First the non-assembler version:
static inline uint32 rotl32_i64(uint32 value, unsigned shift)
{
// assume shift is in range 0..31 or subtraction would be wrong
// however we know the compiler will spot the pattern and replace
// the expression with a single roll and there will be no subtraction
// so if the compiler changes this may break without:
// shift &= 0x1f;
return (value << shift) | (value >> (32 - shift));
}
void test_rotl32(uint32 value, unsigned shift)
{
uint32 shifted = rotl32_i64(value, shift);
NSLog(#"%8x <<< %u -> %8x", value & 0xFFFFFFFF, shift, shifted & 0xFFFFFFFF);
}
If you look at the assembler output for profiling (so the optimiser kicks in) in Xcode (Product > Generate Output > Assembly File, then select Profiling in the pop-up menu as the bottom of the window) you will see that rotl32_i64 is inlined into test_rotl32 and compiles down to a rotate (roll) instruction.
Now producing the assembler directly yourself is a bit more involved than for the ARM code FrankH showed. This is because to take a variable shift value a specific register, cl, must be used, so we need to give the compiler enough information to do that.
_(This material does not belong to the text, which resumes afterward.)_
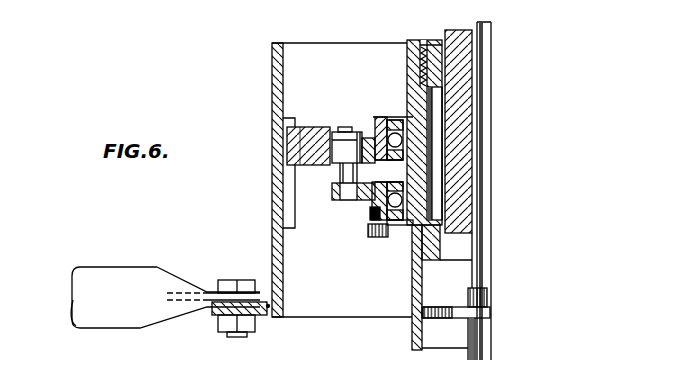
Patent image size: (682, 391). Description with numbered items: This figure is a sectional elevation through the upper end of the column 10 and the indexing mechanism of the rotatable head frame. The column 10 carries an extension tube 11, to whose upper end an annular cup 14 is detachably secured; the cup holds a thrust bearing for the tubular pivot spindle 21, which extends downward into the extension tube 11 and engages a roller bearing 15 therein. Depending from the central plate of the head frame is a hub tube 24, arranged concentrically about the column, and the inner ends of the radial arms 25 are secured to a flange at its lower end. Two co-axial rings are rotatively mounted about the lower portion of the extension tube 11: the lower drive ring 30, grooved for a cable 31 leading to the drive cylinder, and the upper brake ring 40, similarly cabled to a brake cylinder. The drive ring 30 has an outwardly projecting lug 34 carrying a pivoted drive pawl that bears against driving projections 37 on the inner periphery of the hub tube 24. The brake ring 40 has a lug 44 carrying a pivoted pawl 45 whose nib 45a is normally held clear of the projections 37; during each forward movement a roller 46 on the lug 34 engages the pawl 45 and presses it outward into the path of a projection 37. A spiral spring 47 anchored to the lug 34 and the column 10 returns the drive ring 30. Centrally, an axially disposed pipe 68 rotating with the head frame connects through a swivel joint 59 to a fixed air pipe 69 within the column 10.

Here goes:
static inline uint32 rotl32_i64_asm(uint32 value, unsigned shift)
{
// i64 - shift must be in register cl so create a register local assigned to cl
// no need to mask as i64 will do that
register uint8 cl asm ( "cl" ) = shift;
uint32 shifted;
// emit the rotate left long
// %n values are replaced by args:
// 0: "=r" (shifted) - any register (r), result(=), store in var (shifted)
// 1: "0" (value) - *same* register as %0 (0), load from var (value)
// 2: "r" (cl) - any register (r), load from var (cl - which is the cl register so this one is used)
__asm__ ("roll %2,%0" : "=r" (shifted) : "0" (value), "r" (cl));
return shifted;
}
Change test_rotl32 to call rotl32_i64_asm and check the assembly output again - it should be the same, i.e. the compiler did as well as we did.
Further note that if the commented out masking line in rotl32_i64 is included it essentially becomes rotl32 - the compiler will do the right thing for any architecture all for the cost of a single and instruction in the i64 version.
So asm is there is you need it, using it can be somewhat involved, and the compiler will invariably do as well or better by itself...
HTH
The 32bit rotate in ARM would be:
__asm__("MOV %0, %1, ROR %2\n" : "=r"(out) : "r"(in), "M"(N));
where N is required to be a compile-time constant.
But the output of the barrel shifter, whether used on a register or an immediate operand, is always a full-register-width; you can shift a constant 8-bit quantity to any position within a 32bit word, or - as here - shift/rotate the value in a 32bit register any which way.
But you cannot rotate 16bit or 8bit values within a register using a single ARM instruction. None such exists.
That's why the compiler, on ARM targets, when you use the "normal" (portable [Objective-]C/C++) code (in << xx) | (in >> (w - xx)) will create you one assembler instruction for a 32bit rotate, but at least two (a normal shift followed by a shifted or) for 8/16bit ones.